These hearty mole enchiladas deliver authentic Mexican flavors in just 30 minutes from start to finish. With only 214 calories per serving, this protein-packed dish combines tender filling wrapped in soft tortillas, all smothered in rich, complex mole sauce. Perfect for busy weeknights when you want something satisfying yet nutritious, these enchiladas offer the ideal balance of fiber, protein, and healthy fats. The best part? You’ll need just 10 minutes of prep time to create this restaurant-worthy meal at home.
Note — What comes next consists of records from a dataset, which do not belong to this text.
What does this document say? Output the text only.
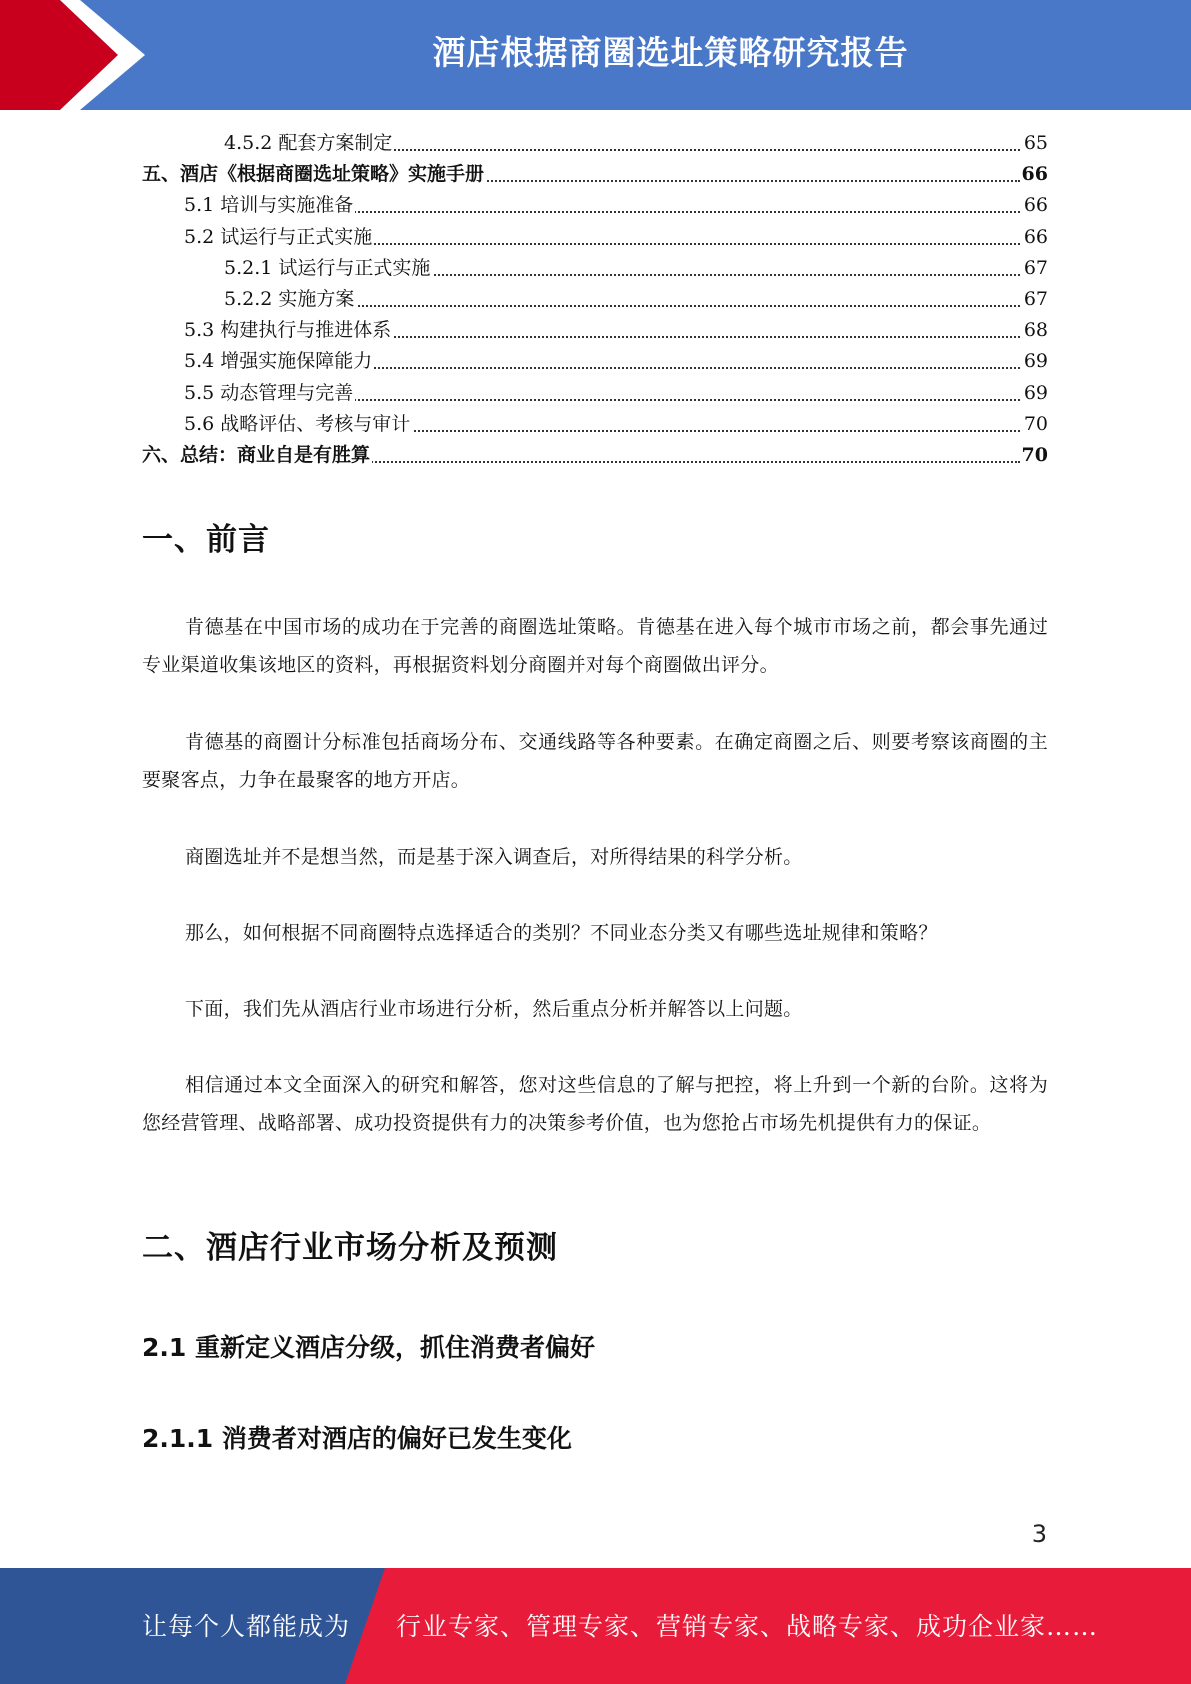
酒店根据商圈选址策略研究报告
4.5.2 配套方案制定	65
五、酒店《根据商圈选址策略》实施手册	66
5.1 培训与实施准备	66
5.2 试运行与正式实施	66
5.2.1 试运行与正式实施	67
5.2.2 实施方案	67
5.3 构建执行与推进体系	68
5.4 增强实施保障能力	69
5.5 动态管理与完善	69
5.6 战略评估、考核与审计	70
六、总结：商业自是有胜算	70
一、前言
肯德基在中国市场的成功在于完善的商圈选址策略。肯德基在进入每个城市市场之前，都会事先通过专业渠道收集该地区的资料，再根据资料划分商圈并对每个商圈做出评分。
肯德基的商圈计分标准包括商场分布、交通线路等各种要素。在确定商圈之后、则要考察该商圈的主要聚客点，力争在最聚客的地方开店。
商圈选址并不是想当然，而是基于深入调查后，对所得结果的科学分析。
那么，如何根据不同商圈特点选择适合的类别？不同业态分类又有哪些选址规律和策略？
下面，我们先从酒店行业市场进行分析，然后重点分析并解答以上问题。
相信通过本文全面深入的研究和解答，您对这些信息的了解与把控，将上升到一个新的台阶。这将为您经营管理、战略部署、成功投资提供有力的决策参考价值，也为您抢占市场先机提供有力的保证。
二、酒店行业市场分析及预测
2.1 重新定义酒店分级，抓住消费者偏好
2.1.1 消费者对酒店的偏好已发生变化
3
让每个人都能成为 行业专家、管理专家、营销专家、战略专家、成功企业家……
Ingredients for Mole Enchiladas

- Mole Sauce: 2 cups, rich and flavorful base for enchiladas
- Shredded Chicken: 3 cups cooked, ensures perfect filling consistency
- Mozzarella Cheese: 1 cup freshly shredded for best melting results
- Tortillas: 12-14 corn tortillas or 8 flour tortillas, warmed for flexibility
- For Topping:
- Mexican crema or sour cream for creaminess
- Cotija cheese or queso fresco for authentic flavor
- Fresh cilantro, chopped for garnish
- Avocado, chopped for richness
Step-by-Step Instructions
- Preparation: Preheat your oven to 350°F for perfect enchilada baking
- Tortilla Warming: Heat tortillas on a hot skillet or lightly fry them until pliable
- Base Layer: Spread ¼ cup mole sauce in a 9×13″ baking dish
- Assembly: Fill each tortilla with chicken and cheese, roll tightly and place seam-side down
- Sauce Coverage: Pour remaining mole sauce over assembled enchiladas
- Baking: Cook for 20-25 minutes until hot and bubbly
- Final Touch: Top with crema, cotija cheese, fresh cilantro, and avocado before serving
Cooking Techniques
Warming your tortillas is a key step that makes them soft and pliable! You can heat them on a skillet for about 30 seconds each side, or give them a quick fry in hot oil for extra flavor. If you’re new to rolling enchiladas, keep the tortillas warm under a clean kitchen towel as you work – this keeps them flexible and prevents cracking. A little tip from my kitchen: when frying tortillas, just a light kiss of oil is all you need!
Make It Your Own
Love to mix things up? You can swap the shredded chicken with pulled pork, beef, or even roasted vegetables for a vegetarian version. While mozzarella works great, try Oaxaca cheese for an authentic Mexican touch. Can’t find cotija cheese? Crumbled feta makes a tasty stand-in. For the sauce, store-bought mole works fine, but if you’re feeling adventurous, homemade mole can take these enchiladas to new heights!
Serving Tips
These mole enchiladas love company! Serve them with Mexican rice and refried beans for a complete meal. The toppings really make this dish shine – add a cooling dollop of crema, sprinkle fresh cilantro, and fan out some avocado slices on top. Want extra zip? Set out some lime wedges and pickled red onions for your guests to add as they please. And don’t forget a bowl of extra warm mole sauce on the side!
Storage and Reheating
Made too many? These enchiladas keep well in an airtight container in the fridge for up to 3 days. When you’re ready to eat, pop them in the oven at 350°F for about 15 minutes or until they’re heated through. Add fresh toppings after reheating. For best results, store your toppings separately from the enchiladas. If you like planning ahead, you can also freeze them for up to 2 months – just skip the toppings until serving time!

Mole Enchiladas
Equipment
- 9×13 inch baking pan
- Skillet
Ingredients
Main Ingredients
- 2 cups mole sauce
- 3 cups cooked shredded chicken
- 1 cup mozzarella cheese freshly shredded
- 12-14 corn tortillas or 8 flour tortillas
For topping
- Mexican crema or sour cream
- Cotija cheese or queso fresco
- Fresh cilantro chopped
- Avocado chopped
Instructions
- Preheat oven to 350 degrees F.
- Warm corn tortillas on a hot skillet for a few seconds on each side, or fry them lightly in oil, then place on a paper towel lined plate to soak up excess grease.
- Pour ¼ cup of mole sauce into the bottom of a 9×13” pan.
- Fill each corn tortilla with a handful of chicken and small sprinkle of cheese, then roll tightly, and place seam side down in the pan.
- Pour remaining mole sauce over the top. Bake for 20-25 minutes or until hot and bubbly.
- Remove from oven and top with a drizzle of sour cream, a sprinkle of cotija cheese, cilantro and chopped avocado.